NORTH Belfast mental health charity Pips is to benefit from a new scheme by a local social enterprise that will see them receive £1 for every tonne of material recycled.

The ‘Recycling Rewards’ are operated by Bryson Recycling and for every tonne of glass, paper and plastic collected through kerbside boxes, £1 will be donated to Pips, the chosen charity for the second year of the scheme

Eric Randall, Director at Bryson Recycling, said the scheme raised a lot of money last year and he was confident it would be as successful in 2017.

“We are delighted to be co-ordinating this initiative, it’s an excellent example of how a social enterprise can operate,” he said. “Bryson currently process recyclables collected from around 60 per cent of households in Northern Ireland and we recognise the importance of ensuring a quality supply of materials are supplied to local companies for them to make end products locally.

“Through this campaign we hope to plant a seed in people’s minds that recycling more will have a positive impact not just in our environment and economy but in our local communities as well.

“We are proud to support PIPS as their vital work in the community has the potential to save someone’s life as well as providing support to families that have been affected by suicide or addiction. We look forward to developing our partnership with PIPS throughout the campaign, raising awareness of such an important issue.”

The Recycling Rewards campaign is aiming to collect 15,000 tonnes of recycled material and the money raised will help Pips continue its important work in the community supporting those affected by – and at risk from – suicide.

Bryson Recycling sends the paper, plastic and glass they collect in their kerbside box areas to the three campaign partners – Cherry Pipes, Encirc and Huhtamaki – who all reprocess materials collected from Bryson Recycling on a weekly basis. The firms work with well-known brands such as McDonalds, Bushmills and Baileys to provide quality products worldwide, including plastic pipes, glass bottles and egg boxes.
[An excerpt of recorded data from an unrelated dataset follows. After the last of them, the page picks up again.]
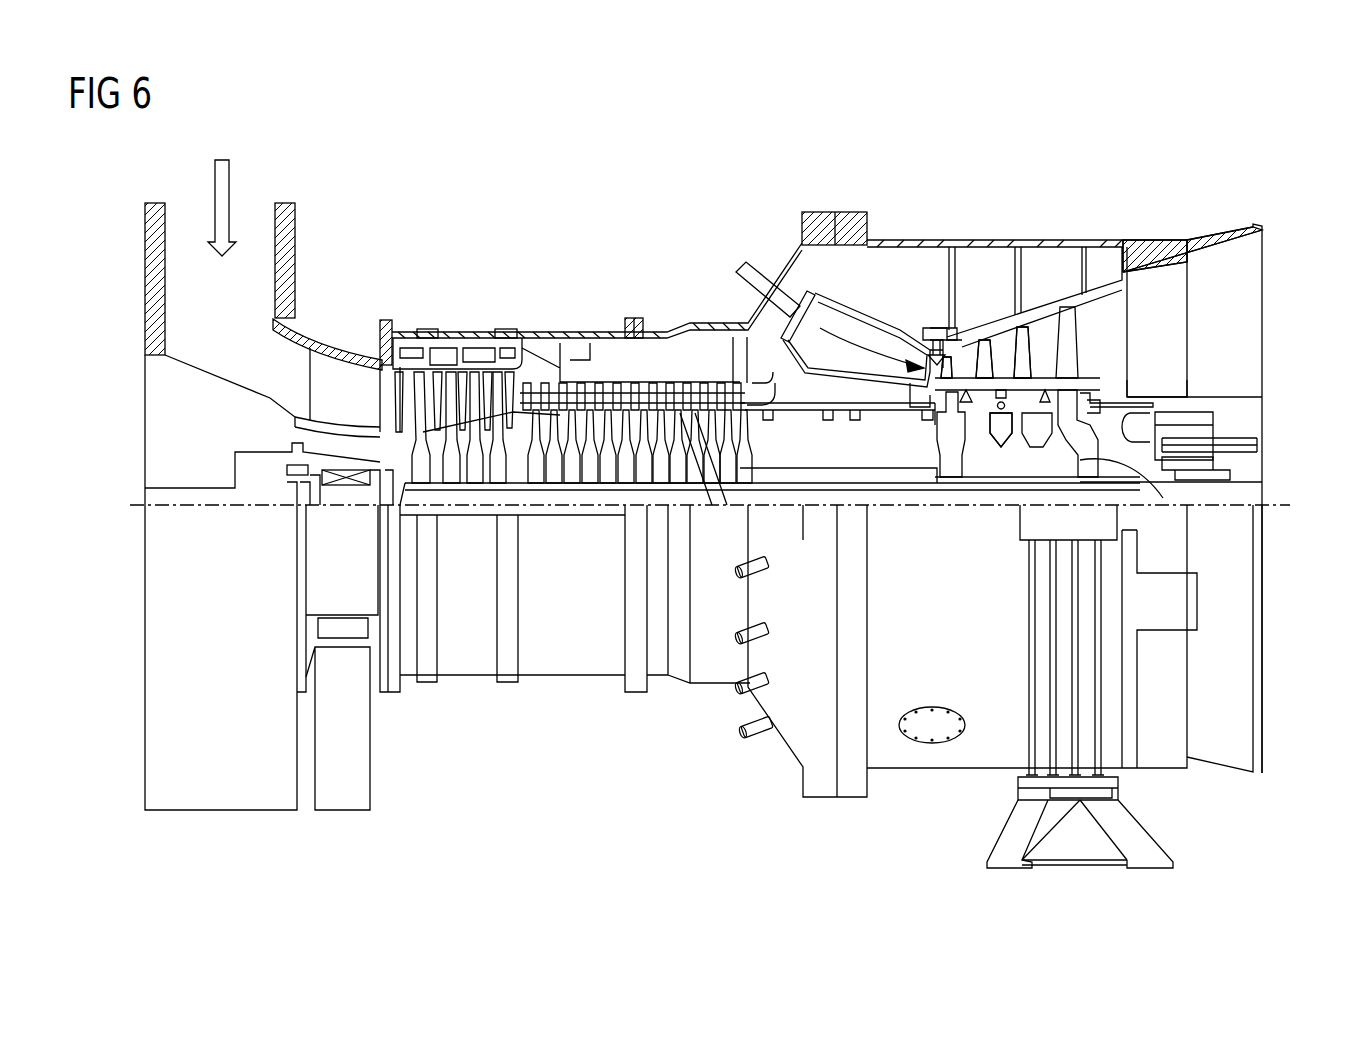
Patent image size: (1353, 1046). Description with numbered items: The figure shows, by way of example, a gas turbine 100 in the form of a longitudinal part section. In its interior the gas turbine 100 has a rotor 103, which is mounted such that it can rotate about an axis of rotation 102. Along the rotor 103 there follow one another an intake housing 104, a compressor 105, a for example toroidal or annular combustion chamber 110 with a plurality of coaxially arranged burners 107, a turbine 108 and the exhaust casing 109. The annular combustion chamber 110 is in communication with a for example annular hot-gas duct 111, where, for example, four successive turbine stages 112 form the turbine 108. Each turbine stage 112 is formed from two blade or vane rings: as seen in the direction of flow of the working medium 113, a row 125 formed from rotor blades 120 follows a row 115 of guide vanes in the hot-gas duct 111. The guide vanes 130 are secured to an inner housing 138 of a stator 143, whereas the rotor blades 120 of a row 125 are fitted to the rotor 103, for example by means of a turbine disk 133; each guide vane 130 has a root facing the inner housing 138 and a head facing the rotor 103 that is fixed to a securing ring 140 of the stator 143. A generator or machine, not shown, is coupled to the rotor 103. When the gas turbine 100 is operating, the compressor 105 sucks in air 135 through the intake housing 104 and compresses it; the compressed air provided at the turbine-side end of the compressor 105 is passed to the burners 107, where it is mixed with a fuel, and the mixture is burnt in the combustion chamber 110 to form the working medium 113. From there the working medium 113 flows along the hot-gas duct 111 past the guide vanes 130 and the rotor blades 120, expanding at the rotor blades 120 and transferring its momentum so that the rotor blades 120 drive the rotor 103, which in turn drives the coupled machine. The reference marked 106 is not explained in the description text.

The gas turbine 100 is at (553, 216).
The axis of rotation 102 is at (133, 505).
The rotor 103 is at (766, 470).
The intake housing 104 is at (290, 268).
The compressor 105 is at (481, 319).
The combustion chamber 106 is at (927, 343).
The burner 107 is at (742, 270).
The turbine 108 is at (955, 214).
The exhaust casing 109 is at (1165, 245).
The combustion chamber 110 is at (835, 315).
The hot-gas duct 111 is at (1093, 328).
The turbine stage 112 is at (1077, 213).
The working medium 113 is at (855, 340).
The row of guide vanes 115 is at (1040, 278).
The rotor blade 120 is at (1003, 377).
The row of rotor blades 125 is at (1097, 264).
The guide vane 130 is at (985, 357).
The turbine disk 133 is at (1163, 498).
The air 135 is at (230, 165).
The inner housing 138 is at (983, 291).
The securing ring 140 is at (955, 385).
The stator 143 is at (915, 240).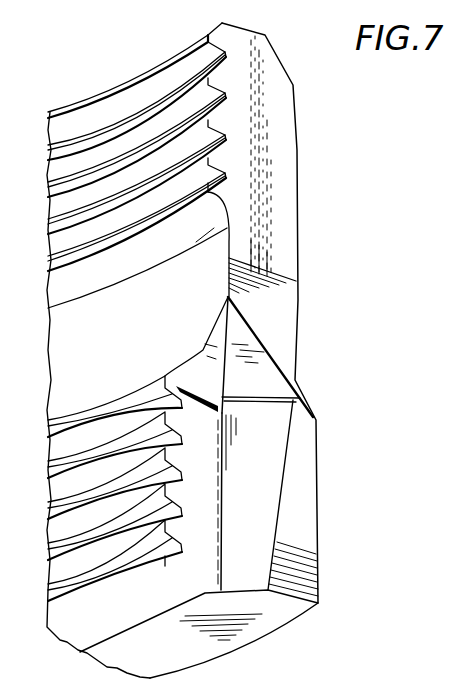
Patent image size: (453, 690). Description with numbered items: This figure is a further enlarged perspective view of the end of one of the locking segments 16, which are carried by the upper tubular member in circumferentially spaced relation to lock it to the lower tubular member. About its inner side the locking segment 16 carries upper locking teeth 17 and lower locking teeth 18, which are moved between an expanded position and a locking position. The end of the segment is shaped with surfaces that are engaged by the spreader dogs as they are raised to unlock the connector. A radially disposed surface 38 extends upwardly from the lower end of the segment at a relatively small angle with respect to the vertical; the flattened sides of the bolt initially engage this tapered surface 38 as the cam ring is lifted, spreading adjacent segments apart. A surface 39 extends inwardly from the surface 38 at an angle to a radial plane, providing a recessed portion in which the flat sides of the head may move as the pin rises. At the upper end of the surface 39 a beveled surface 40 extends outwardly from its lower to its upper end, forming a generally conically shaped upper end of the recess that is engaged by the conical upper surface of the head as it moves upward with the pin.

The locking segment 16 is at (298, 154).
The upper locking teeth 17 is at (128, 97).
The lower locking teeth 18 is at (128, 422).
The radially disposed surface 38 is at (283, 332).
The surface 39 is at (265, 455).
The beveled surface 40 is at (258, 377).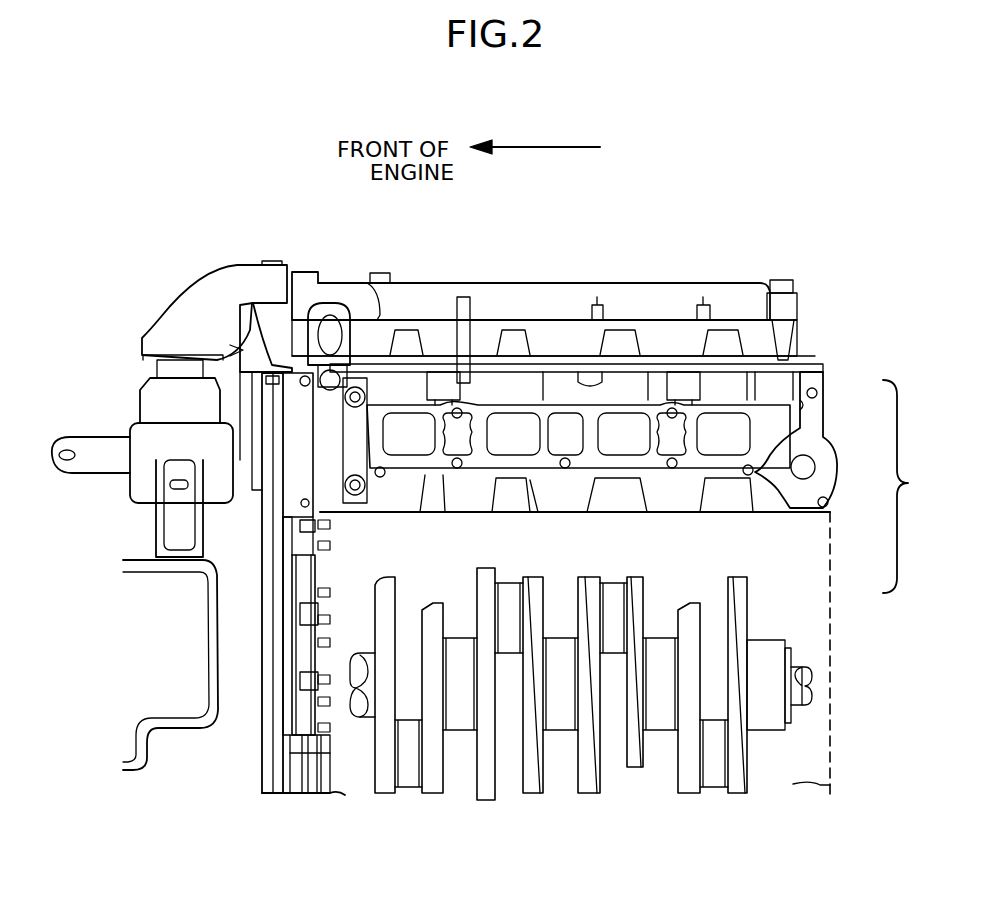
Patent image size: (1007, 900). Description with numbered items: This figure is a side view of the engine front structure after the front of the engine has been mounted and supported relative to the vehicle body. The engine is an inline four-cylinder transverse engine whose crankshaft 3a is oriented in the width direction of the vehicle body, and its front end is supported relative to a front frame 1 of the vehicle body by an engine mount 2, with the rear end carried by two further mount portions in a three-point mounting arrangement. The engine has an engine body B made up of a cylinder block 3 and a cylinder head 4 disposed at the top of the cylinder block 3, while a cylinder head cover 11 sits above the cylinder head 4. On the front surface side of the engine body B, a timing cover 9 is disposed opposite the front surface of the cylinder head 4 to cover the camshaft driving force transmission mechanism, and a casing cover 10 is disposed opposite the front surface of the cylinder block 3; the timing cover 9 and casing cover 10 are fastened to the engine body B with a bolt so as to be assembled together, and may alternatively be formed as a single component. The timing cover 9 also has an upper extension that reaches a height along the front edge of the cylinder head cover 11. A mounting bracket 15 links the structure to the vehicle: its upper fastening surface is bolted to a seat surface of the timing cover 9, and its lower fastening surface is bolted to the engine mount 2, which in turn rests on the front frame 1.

The front frame 1 is at (130, 560).
The engine mount 2 is at (138, 435).
The cylinder block 3 is at (830, 575).
The crankshaft 3a is at (650, 605).
The cylinder head 4 is at (820, 410).
The timing cover 9 is at (248, 357).
The casing cover 10 is at (303, 660).
The cylinder head cover 11 is at (434, 280).
The mounting bracket 15 is at (215, 292).
The engine body B is at (905, 486).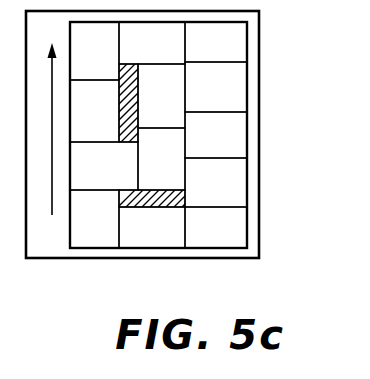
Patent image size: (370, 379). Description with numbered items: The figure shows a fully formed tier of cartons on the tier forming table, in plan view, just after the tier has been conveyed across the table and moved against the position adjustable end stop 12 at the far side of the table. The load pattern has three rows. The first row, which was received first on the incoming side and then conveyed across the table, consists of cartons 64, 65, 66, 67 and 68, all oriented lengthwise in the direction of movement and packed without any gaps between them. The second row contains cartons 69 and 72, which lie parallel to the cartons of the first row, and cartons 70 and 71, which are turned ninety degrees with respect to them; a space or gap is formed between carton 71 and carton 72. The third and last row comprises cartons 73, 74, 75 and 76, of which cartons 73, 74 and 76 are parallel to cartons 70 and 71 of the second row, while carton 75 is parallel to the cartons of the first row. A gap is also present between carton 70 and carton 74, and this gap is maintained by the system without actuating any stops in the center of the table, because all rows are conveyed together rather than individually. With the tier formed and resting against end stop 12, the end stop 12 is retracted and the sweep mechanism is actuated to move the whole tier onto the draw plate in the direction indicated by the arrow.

The end stop 12 is at (250, 85).
The carton 64 is at (216, 42).
The carton 65 is at (216, 87).
The carton 66 is at (216, 135).
The carton 67 is at (216, 182).
The carton 68 is at (216, 227).
The carton 69 is at (152, 43).
The carton 70 is at (161, 96).
The carton 71 is at (161, 159).
The carton 72 is at (152, 227).
The carton 73 is at (94, 51).
The carton 74 is at (94, 111).
The carton 75 is at (104, 166).
The carton 76 is at (94, 219).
Martina McIlkenny, Care Team Manager with Pips, said: “Suicide rates are on the increase in Northern Ireland and it’s essential that we are able to continue to provide a range of services for those who are contemplating ending their life, have addiction problems or loved ones who have been affected. Our work is not government funded so the campaign will help us keep our doors open. Recycling is something so simple that we all take for granted and do on a daily basis.

It’s vital that we are able to educate on understanding of signs of suicide and provide immediate, appropriate services for everyone affected.

“This partnership is a great approach to recycle unwanted waste and will also give hope and offer new life to many of our users.”